ESPE Abstracts (2016) 86 LBP11

Long-Term Safety and Effectiveness of Growth Hormone Treatment in Pediatric Patients with Growth Hormone Deficiency: Interim Results of LG Growth Study

Sochung Chunga, Il Tae Hwangb, Young Jun Rhiec, Jae Hyun Kimd, Hyun-Wook Chaee, Jin Ho Choif, Jae-ho Yoog & Choong Ho Shinh

aDepartment of Pediatrics, Konkuk University School of Medicine, Seoul, Republic of Korea; bDepartment of Pediatrics, College of Medicine, Hallym University, Seoul, Republic of Korea; cDepartment of Pediatrics, Korea University Ansan Hospital, Gyenggi-Do, Republic of Korea; dDepartment of Pediatrics, Inje University College of Mecine, Ilsan Paik Hospital, Goyang-si, Gyeonggi-do, Republic of Korea; eDepartment of Pediatrics, Gangnam Severance Hospital, Seoul, Republic of Korea; fDepartment of Pediatrics, Asan Medical Center, Seoul, Republic of Korea; gDepartment of Pediatrics, Dong-A University Medical Center, Busan, Republic of Korea; hDepartment of Pediatrics, Seoul National University College of Medicine, Seoul, Republic of Korea

Background: Over 4 years, 1,526 patients received Eutropin® and EutropinPlus® (recombinant human growth hormone (GH), LG Life Sciences, Ltd.) while enrolled in the LG Growth Study (LGS), designed to monitor the long-term effectiveness and safety of GH. We present LGS experience for GH treatment during 4 years in growth hormone deficiency (GHD)

Objective and hypotheses: To evaluate the long-term safety and efficacy of Eutropin® and EutropinPlus® in Korean pediatric patients.

Method: A multicenter, long-term, prospective and retrospective study. The interim analysis was conducted in all patients who were enrolled from Jan 2012 to Mar 2016.

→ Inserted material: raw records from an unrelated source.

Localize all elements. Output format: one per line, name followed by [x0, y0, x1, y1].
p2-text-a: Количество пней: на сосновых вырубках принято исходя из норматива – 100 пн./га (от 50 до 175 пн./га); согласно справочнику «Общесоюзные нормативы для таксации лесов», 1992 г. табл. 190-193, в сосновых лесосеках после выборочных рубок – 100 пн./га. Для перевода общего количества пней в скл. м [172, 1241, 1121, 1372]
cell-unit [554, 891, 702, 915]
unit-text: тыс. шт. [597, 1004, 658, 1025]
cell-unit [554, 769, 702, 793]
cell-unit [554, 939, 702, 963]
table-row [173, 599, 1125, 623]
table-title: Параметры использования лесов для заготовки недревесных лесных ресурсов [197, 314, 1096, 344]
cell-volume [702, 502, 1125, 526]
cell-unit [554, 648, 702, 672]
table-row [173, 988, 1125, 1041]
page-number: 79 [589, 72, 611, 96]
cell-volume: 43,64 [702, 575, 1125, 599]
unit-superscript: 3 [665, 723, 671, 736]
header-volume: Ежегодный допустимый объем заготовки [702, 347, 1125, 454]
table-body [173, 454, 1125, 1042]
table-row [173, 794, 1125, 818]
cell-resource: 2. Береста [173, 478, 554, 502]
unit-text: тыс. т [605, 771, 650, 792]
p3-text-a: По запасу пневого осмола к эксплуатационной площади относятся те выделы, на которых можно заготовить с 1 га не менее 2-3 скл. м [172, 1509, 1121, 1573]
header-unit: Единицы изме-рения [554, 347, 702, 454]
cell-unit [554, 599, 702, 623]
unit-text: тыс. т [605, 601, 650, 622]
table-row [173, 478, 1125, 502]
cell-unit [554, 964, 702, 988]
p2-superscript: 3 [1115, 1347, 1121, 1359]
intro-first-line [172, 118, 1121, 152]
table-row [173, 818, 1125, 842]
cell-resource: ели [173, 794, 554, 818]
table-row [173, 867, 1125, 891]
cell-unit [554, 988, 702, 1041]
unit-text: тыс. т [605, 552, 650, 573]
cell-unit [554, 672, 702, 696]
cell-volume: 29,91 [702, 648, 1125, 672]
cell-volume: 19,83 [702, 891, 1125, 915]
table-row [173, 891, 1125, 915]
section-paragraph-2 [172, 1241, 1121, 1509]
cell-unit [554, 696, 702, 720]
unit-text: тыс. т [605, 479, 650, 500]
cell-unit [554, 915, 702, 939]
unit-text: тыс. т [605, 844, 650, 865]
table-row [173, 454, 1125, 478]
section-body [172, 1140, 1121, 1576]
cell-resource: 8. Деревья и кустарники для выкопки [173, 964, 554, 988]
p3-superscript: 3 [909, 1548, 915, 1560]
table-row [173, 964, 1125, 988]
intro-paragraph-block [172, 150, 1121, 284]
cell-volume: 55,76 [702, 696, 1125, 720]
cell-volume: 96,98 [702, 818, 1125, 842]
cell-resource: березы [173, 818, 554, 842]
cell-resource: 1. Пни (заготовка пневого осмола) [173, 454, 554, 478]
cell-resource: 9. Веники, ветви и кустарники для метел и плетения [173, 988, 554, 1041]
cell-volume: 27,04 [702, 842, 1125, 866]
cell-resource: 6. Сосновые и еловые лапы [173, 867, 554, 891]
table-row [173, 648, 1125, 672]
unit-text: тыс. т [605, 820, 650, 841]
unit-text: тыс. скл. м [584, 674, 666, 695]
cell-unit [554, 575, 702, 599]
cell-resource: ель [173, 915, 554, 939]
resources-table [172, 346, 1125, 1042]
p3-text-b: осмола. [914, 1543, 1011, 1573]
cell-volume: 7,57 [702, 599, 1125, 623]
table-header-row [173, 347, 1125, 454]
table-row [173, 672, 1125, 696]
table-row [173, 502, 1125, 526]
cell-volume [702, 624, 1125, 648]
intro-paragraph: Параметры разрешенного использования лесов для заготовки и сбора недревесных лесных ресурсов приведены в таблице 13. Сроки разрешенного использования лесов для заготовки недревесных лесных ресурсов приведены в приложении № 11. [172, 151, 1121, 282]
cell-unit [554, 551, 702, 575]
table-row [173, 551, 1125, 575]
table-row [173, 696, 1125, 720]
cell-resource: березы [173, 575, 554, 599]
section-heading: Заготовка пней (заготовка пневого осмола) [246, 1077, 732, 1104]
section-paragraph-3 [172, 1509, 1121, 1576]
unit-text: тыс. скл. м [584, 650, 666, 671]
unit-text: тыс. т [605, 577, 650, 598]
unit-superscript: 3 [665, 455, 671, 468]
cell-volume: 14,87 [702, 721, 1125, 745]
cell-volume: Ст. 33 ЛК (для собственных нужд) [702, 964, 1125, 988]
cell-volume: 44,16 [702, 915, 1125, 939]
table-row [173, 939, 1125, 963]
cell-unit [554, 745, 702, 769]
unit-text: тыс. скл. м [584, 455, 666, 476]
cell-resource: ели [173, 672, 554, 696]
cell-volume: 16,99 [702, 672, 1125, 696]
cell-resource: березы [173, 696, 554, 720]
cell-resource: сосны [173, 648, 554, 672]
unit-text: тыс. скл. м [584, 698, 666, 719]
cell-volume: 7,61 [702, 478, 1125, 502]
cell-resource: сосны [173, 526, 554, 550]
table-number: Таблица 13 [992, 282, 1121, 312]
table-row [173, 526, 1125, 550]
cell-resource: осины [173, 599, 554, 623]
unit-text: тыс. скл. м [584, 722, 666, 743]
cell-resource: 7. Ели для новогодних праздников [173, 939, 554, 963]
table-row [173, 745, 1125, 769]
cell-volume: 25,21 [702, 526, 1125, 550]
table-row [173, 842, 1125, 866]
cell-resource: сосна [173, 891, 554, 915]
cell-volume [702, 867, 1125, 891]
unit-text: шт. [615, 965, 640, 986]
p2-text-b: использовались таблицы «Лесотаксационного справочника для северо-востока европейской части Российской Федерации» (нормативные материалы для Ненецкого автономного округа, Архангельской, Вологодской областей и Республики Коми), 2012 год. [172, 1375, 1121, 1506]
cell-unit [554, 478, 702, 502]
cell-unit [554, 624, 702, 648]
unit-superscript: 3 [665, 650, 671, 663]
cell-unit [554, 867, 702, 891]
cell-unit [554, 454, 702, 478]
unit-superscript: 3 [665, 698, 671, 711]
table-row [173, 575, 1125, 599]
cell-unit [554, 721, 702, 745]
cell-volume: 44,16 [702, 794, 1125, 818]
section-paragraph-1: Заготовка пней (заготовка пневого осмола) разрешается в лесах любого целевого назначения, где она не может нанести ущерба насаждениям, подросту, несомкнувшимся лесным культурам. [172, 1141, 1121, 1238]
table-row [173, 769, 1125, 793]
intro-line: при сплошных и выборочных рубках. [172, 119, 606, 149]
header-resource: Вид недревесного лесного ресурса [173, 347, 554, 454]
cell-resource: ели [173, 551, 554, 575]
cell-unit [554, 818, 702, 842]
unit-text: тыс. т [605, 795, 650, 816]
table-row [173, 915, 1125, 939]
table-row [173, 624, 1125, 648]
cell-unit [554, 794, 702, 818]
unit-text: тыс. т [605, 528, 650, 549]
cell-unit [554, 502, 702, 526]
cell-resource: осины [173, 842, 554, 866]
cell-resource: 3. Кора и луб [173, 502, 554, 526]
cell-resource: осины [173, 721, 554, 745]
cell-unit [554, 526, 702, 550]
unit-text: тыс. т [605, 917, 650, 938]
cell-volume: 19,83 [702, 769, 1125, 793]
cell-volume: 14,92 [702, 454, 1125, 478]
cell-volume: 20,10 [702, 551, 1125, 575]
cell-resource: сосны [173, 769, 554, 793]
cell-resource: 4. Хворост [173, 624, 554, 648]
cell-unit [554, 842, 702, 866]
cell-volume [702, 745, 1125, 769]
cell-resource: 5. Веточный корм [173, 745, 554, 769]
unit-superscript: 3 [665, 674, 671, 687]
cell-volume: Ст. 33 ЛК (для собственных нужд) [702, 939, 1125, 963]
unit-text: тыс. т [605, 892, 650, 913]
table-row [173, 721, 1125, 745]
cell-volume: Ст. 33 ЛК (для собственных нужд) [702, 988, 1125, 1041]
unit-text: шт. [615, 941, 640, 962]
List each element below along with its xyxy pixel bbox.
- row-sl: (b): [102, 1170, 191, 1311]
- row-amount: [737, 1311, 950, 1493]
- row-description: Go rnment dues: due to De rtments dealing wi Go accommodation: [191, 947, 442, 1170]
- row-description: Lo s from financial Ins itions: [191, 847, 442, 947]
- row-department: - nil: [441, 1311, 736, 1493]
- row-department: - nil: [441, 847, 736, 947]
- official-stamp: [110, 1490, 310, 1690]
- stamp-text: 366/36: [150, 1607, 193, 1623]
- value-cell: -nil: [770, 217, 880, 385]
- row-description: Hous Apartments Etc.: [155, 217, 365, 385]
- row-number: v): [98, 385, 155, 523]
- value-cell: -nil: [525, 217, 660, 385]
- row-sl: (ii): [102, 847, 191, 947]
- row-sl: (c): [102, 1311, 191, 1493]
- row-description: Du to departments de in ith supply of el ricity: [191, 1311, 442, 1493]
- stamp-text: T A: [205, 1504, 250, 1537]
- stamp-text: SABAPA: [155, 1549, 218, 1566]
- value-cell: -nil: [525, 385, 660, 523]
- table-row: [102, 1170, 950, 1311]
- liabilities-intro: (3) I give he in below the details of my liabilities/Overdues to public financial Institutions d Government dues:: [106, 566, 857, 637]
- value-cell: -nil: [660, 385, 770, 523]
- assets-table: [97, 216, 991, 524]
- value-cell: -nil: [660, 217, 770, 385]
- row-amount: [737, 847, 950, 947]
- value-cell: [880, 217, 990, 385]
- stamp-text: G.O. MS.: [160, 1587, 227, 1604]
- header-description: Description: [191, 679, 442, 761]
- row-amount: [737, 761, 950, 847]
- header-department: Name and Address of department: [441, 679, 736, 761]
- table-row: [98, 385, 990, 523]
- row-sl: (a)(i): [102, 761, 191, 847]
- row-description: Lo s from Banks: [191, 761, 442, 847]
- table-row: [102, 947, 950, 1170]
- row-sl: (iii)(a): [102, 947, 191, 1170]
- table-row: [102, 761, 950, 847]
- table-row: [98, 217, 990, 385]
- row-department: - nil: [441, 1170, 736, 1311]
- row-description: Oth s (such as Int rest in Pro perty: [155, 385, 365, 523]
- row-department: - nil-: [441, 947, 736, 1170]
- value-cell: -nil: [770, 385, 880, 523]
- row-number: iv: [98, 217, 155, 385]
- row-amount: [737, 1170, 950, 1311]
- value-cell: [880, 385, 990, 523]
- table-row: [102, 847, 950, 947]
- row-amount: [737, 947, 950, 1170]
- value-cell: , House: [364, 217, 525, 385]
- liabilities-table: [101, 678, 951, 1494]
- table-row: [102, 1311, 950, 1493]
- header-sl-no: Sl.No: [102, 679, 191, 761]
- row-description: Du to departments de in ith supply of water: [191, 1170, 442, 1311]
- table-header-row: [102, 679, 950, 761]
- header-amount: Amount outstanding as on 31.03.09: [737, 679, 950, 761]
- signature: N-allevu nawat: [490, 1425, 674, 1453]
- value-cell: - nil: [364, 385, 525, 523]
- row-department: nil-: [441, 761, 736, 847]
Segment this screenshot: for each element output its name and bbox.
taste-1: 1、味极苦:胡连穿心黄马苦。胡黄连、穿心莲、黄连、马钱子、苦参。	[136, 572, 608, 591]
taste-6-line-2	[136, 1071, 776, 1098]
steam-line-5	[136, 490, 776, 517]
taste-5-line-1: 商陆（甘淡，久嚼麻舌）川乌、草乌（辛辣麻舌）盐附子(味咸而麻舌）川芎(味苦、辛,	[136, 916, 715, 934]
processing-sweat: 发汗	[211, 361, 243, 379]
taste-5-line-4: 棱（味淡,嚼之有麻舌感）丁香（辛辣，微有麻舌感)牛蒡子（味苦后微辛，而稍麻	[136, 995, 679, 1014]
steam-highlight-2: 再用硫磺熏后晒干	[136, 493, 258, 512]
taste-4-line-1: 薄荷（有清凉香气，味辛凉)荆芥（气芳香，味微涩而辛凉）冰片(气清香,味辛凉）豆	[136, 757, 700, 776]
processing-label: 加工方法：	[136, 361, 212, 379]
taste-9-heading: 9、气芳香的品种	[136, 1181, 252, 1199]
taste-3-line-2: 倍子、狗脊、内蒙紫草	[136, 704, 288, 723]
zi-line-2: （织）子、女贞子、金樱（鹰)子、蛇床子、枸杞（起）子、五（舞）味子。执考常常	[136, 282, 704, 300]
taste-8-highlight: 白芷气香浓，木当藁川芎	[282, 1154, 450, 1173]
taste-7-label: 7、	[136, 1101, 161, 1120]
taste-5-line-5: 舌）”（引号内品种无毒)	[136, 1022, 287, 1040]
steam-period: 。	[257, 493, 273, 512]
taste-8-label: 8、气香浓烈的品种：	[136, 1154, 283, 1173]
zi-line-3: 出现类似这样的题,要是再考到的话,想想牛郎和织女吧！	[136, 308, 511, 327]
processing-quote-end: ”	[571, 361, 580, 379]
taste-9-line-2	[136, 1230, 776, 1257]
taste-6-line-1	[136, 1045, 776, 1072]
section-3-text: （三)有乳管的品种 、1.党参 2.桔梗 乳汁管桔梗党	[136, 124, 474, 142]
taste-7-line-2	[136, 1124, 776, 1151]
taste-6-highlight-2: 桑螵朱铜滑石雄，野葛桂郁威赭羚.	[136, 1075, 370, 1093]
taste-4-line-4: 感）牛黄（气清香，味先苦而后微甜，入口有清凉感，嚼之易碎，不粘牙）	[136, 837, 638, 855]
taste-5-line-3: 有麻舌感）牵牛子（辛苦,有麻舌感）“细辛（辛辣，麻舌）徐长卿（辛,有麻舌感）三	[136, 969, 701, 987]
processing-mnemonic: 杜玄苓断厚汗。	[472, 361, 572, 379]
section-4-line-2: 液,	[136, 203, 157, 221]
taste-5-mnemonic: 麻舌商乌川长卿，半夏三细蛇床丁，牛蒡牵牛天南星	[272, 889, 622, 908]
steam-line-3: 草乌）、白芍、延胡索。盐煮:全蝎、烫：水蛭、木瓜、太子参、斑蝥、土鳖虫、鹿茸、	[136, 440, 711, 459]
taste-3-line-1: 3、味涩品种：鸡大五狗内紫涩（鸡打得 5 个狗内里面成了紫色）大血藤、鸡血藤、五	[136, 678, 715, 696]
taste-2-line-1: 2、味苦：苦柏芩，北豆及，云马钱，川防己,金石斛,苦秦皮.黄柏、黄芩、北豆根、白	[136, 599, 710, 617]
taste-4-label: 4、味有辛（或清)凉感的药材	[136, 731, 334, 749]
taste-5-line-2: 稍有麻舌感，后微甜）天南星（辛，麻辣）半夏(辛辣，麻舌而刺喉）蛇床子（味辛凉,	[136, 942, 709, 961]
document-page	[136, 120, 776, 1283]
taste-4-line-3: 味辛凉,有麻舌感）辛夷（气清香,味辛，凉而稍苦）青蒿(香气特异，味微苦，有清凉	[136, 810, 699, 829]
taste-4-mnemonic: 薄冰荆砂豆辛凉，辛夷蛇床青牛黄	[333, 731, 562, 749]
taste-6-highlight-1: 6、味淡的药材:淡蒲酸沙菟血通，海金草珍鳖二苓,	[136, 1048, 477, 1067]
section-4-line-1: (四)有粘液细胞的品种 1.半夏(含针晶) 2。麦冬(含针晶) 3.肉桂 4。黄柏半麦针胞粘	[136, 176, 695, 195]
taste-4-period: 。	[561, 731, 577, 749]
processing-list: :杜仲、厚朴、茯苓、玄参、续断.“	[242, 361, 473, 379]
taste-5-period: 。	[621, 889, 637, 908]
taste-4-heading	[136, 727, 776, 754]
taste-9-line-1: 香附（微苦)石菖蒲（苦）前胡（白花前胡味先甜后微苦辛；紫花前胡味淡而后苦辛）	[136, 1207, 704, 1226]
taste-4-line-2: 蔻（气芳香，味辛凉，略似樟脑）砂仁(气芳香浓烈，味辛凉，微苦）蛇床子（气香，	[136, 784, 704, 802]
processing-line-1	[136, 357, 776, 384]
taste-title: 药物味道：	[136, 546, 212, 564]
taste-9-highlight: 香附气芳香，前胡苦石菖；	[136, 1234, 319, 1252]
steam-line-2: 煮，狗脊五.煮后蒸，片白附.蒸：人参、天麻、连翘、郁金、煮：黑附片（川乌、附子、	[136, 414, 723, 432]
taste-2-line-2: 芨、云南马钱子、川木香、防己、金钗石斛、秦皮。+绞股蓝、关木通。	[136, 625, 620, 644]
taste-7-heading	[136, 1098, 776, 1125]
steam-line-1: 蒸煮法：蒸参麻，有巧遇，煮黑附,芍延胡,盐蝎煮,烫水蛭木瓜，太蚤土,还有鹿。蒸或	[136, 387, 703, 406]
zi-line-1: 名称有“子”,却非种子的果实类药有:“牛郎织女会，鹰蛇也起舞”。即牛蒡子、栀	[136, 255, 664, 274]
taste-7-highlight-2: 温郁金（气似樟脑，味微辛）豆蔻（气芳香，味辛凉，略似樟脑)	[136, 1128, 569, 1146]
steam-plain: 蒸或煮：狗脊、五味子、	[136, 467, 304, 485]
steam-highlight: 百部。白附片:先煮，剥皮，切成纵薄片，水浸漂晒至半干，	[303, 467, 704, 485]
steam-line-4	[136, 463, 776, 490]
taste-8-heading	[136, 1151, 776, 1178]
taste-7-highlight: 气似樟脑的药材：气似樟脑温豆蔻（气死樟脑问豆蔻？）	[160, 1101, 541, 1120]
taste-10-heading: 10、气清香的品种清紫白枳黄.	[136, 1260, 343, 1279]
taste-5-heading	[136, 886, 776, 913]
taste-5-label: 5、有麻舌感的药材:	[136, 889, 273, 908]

Results: Total 901 patients with GHD were analysed for safety during 4 years of GH treatment in GHD (Organic GHD: 85, Idiopathic GHD (IGHD): 813; Complete IGHD: 146, Partial IGHD: 401 patients). Chronological age was 8.15 years and Height SDS was −2.38 at baseline. Male and female were 530 and 317 patients, respectively. Adverse events (AEs) were reported in 18.0% in total and most of them were mild. The incidence of adverse drug reactions was 4.0%. Total 619 patients were analysed for effectiveness. Height Velocity (HV) was 8.90 cm/year at 12-month and ΔHeight SDS was 0.64 during the first year of treatment. Height SDS was improved from −2.46 (baseline) to – 1.15 over 4 years of GH treatment. In the sub group analysis of GHD, Organic vs. Idiopathic and Complete IGHD vs. Partial IGHD, for HV and ΔHeight SDS, respectively, there were no statistical differences between groups.

Conclusion: The growth response to GH (Eutropin® and EutropinPlus®) in GHD children remained effectively without specific safety concerns during 4 years.